Officer Charged After High-Profile Shooting Of Autistic Man's Unarmed Caregiver

"I did what I had to do in a split second," said the cop in his defense.

Last Summer, Charles Kinsey was shot by police officer Jonathan Aledda in a high-profile incident caught on camera. Kinsey was in the process of retreiving an autistic patient of his who had wandered from his group home. Kinsey pleaded and cooperated with police while lying down with his arms in the air and was shot anyway. Bystanders caught the alarming incident on video and it was later widely circulated around the internet. Now, the officer who fired at Kinsey is being charged with attempted manslaughter and misdemeanor culpable negligence.

Aledda shot Kinsey in the leg as he lay in the street next to his ward, begging for cooperation from both cops and his patient. Police had been called on the patient, a resident of the Miami Achievement Center for the Developmentally Disabled, because a woman had thought a toy truck he was carrying was a gun. Police fired shots as Kinsey attempted to explain the situation.
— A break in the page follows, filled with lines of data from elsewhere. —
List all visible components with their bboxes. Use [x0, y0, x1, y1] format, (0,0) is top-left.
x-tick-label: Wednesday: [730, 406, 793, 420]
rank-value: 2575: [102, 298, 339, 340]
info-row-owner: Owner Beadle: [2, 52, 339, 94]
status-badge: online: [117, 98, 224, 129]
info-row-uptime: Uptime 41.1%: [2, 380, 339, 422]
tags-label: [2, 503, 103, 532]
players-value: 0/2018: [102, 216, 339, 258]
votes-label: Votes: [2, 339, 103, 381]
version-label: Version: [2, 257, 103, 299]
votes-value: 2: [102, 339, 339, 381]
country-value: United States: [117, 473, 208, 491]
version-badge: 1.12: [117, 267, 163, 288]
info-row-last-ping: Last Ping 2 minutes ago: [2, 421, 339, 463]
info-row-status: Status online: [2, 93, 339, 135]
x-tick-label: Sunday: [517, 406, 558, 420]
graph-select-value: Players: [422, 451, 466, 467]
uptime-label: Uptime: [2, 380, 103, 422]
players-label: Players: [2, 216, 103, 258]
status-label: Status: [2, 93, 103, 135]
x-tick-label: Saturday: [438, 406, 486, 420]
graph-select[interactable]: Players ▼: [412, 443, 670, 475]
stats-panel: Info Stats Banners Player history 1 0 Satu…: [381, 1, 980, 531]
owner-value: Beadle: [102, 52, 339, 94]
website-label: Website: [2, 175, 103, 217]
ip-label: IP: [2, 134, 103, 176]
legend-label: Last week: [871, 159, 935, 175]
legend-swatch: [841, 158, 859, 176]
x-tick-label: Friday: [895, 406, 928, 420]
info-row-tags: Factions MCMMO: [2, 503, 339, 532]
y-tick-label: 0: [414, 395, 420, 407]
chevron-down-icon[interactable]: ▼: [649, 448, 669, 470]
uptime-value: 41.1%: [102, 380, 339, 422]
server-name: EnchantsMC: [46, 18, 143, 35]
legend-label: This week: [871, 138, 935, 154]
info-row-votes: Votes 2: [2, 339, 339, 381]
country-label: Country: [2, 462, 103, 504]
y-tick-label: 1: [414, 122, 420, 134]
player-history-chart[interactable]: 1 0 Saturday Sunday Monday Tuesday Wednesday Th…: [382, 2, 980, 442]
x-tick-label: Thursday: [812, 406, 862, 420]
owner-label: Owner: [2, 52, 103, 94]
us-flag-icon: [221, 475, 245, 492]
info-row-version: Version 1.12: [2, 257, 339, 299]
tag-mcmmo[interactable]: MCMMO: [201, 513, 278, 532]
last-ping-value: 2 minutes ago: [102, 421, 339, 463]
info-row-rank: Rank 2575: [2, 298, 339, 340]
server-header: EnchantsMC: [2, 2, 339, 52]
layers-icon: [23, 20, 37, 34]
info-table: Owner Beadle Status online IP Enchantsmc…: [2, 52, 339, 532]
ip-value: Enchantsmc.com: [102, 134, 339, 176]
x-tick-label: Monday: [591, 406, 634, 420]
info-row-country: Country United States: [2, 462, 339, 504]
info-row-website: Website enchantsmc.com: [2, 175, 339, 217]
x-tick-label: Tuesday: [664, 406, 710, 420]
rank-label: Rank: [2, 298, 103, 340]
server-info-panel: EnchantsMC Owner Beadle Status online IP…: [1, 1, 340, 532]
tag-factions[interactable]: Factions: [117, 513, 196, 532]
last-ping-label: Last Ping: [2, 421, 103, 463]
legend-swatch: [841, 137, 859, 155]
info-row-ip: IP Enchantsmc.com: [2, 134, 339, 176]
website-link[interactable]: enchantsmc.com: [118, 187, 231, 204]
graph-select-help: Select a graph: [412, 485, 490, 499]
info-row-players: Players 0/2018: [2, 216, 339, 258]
Aledda was "not in the position to correctly assess the situation or in a position to accurately fire," according to a press release from the state attorney's office. Two other police officers "were within 20 feet of the situation" when he fired.

ABC reports that state attorney's office based the charges on "the result of a lengthy inquiry," which included a review of the police investigation, numerous police and prosecutor meetings to review evidence, and statements from police witnesses. Aledda had been placed on paid administrative leave following the incident. Aledda's lawyer is claiming that it is "totally inappropriate to bring any charges against the officer."

"I took this job to save lives and help people. I did what I had to do in a split second to accomplish that and hate to hear others paint me as something I'm not," Aledda said in a statement last July.

It is unclear whether Aledda has entered a plea in response to the charges. The Miami New Times adds that his bond has been set at $6,000. Miami New Times also notes that the charges are surprising considering State Attorney Katherine Fernandez Rundl general pro-police policies, as evidenced by the lack of charges brought against prison guards who had forced a mentally ill inmate into a scalding hot shower until he died. That decision sparked protests.